Быстро и без приключений они подъехали к дому. Лукашевский хотел взять Валека под руку, но больной взбежал по лестнице, как заяц, и оказался на третьем этаже прежде, чем его покровители поднялись на второй. Несмотря на это, Лукашевский велел мальчику раздеться, уложил его на свою кровать, старательно выстукал и выслушал со всех сторон, чем даже вызвал зависть у Леськевича, которого давно уже не выстукивали.
В результате, убедившись, что мальчику ничего не угрожает, Лукашевский позвал дворничиху и приказал ей поставить самовар. В это время Леськевич заметил висевшие на двери уже переделанные брюки и… внимательно их осмотрел.
— Вы подшили так, как вам показал пан Громадзкий? — обратился Лукашевский к Барбаре.
— Что я подшила? Эти штанишки?.. — с удивлением спросила дворничиха. — Да ведь это не я… Пан Громадзкий что-то мастерил иголкой, может, он и подшил… — добавила она тоном, в котором сквозили ирония и неприязнь.
— Ну что, разве я не говорил!.. — поспешно вмешался Леськевич, с торжеством глядя на Лукашевского. — Интересно только, где сорок грошей?.. — злорадно заметил он.
— Сорок грошей, — отозвалась Барбара, — мне дал пан Громадзкий, чтобы я выстирала белье мальчишки. Но такую монету никто, наверно, не примет, она же дырявая…
И дворничиха извлекла из кармана денежку, ту самую, которую Леськевич, отправляясь на обед, собственноручно положил на стол.
Леськевич, увидев это, в самом деле смутился: вытаращил глаза и разинул рот, ироническое выражение сползло с его лица. Он почти с испугом смотрел на монетку.
— Принесите лимон, — обратился Лукашевский к дворничихе, а когда она ушла, сказал своему растерявшемуся товарищу:
— Ну, а теперь что?
И с упреком поглядел ему в глаза.
— Но зачем он сделал это? — спросил Леськевич, стараясь вернуть себе утраченное спокойствие.
— Затем, что хотел что-нибудь подарить малышу, а раз он гол как сокол, то починил ему брюки и велел выстирать белье, — ответил Лукашевский. — Неужели у тебя настолько башка не варит, Селезень, что ты даже этого не понимаешь?.. Скряга!.. эгоист!.. — продолжал он, смеясь. — А я тебе скажу, что Громада благороднее не только тебя, но и всех нас… Вот это человек…

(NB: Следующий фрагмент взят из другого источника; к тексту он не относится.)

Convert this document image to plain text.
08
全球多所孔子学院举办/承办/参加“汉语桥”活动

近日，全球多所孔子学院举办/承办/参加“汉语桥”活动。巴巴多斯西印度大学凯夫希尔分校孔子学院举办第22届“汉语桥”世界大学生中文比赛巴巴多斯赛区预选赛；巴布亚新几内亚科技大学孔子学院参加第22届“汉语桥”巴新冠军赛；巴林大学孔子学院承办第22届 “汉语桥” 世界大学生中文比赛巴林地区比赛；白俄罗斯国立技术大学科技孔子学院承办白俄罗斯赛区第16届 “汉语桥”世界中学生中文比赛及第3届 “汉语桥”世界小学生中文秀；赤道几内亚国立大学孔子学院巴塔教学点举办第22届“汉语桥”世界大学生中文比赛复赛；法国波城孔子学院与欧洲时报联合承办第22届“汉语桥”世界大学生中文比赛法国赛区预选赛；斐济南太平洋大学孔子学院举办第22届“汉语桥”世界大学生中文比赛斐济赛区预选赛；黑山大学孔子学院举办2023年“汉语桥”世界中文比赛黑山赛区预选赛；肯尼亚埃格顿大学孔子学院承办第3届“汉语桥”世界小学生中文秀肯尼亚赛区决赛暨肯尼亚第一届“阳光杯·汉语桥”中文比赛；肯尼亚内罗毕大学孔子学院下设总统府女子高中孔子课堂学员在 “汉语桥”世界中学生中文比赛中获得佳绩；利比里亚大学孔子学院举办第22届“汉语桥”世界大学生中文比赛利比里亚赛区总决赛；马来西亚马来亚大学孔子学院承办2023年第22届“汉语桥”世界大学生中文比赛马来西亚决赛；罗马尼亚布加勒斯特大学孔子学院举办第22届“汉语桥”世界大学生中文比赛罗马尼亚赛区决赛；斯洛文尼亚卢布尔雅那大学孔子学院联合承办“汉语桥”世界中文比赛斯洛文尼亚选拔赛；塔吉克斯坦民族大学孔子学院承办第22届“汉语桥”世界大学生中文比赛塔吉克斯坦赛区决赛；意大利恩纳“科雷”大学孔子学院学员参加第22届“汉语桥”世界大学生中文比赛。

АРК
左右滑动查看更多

Леськевич глубоко задумался. Он ходил по комнате, кусал губы, поглядывал в окно. Наконец, взял шапку и вышел, даже не попрощавшись с Лукашевским.
Он был задет до глубины души, и в нём начался процесс брожения; но какая с ним произойдет перемена, в хорошую или в дурную сторону, Лукашевский не мог угадать.
«Может быть, Селезень переедет от нас?..» — подумал он.
VIII
Леськевич вернулся домой далеко за полночь.
В кухне, свернувшись клубочком, спал на сеннике накрытый пледом Валек. Леськевич зажег спичку и поглядел на мальчика: тот разрумянился, голова у него была холодная, и он нисколько не был похож на больного.
— Ну, значит… — пробормотал Селезень.
Он вошел в первую комнату и снова зажег спичку. Здесь на железной кровати, в необычайной позе растянулся Лукашевский: до пояса он завернулся в одеяло, ноги высунул за пределы кровати, рукой уперся в стену, голова лежала на матрасе, а подушка сбилась высоко к изголовью.
На двери, как живой укор совести, висели пепельно-серые брюки, перешитые руками Громадзкого. От этого зрелища у Леськевича вырвался вздох, и, подойдя к Лукашевскому, он попытался его разбудить.
— Лукаш! Лукаш!.. — ласково позвал он.
— Ступай вон!.. — пробормотал со сна Лукаш.
«Конечно, — думал Ипохондрик, — он презирает меня… Завтра никто мне не подаст руки, а Громадзкий плюнет мне в глаза… Так заподозрить невинного человека!.. Ох, какой я подлец!..»
Во второй комнате чадила керосиновая лампа. Леськевич выкрутил фитиль, сделал огонек поярче. Квецинский еще не вернулся. На столике лежала рукопись, которую переписал Громадзкий, а сам он спал на желтой деревянной кровати, приобретенной в Поцеёве за восемь злотых.
Леськевич наклонился над спящим, которого, должно быть, мучили какие-то тревожные видения, потому что он сбросил с себя одеяло. У Громадзкого было худое лицо, запекшиеся губы и до ужаса впалый живот, видимо пустой уже много дней.
При виде старого одеяла, рваной рубахи, и прежде всего при виде такого пустого, изморенного голодом живота, у Леськевича сжалось сердце. Сам не зная, что он делает и что говорит, он дернул Громадзкого за руку.
— Что? — пробормотал тот сквозь сон.
— Громада, — сказал Леськевич, — ты обедал?
— Когда?.. — спросил спящий, внезапно садясь на кровати.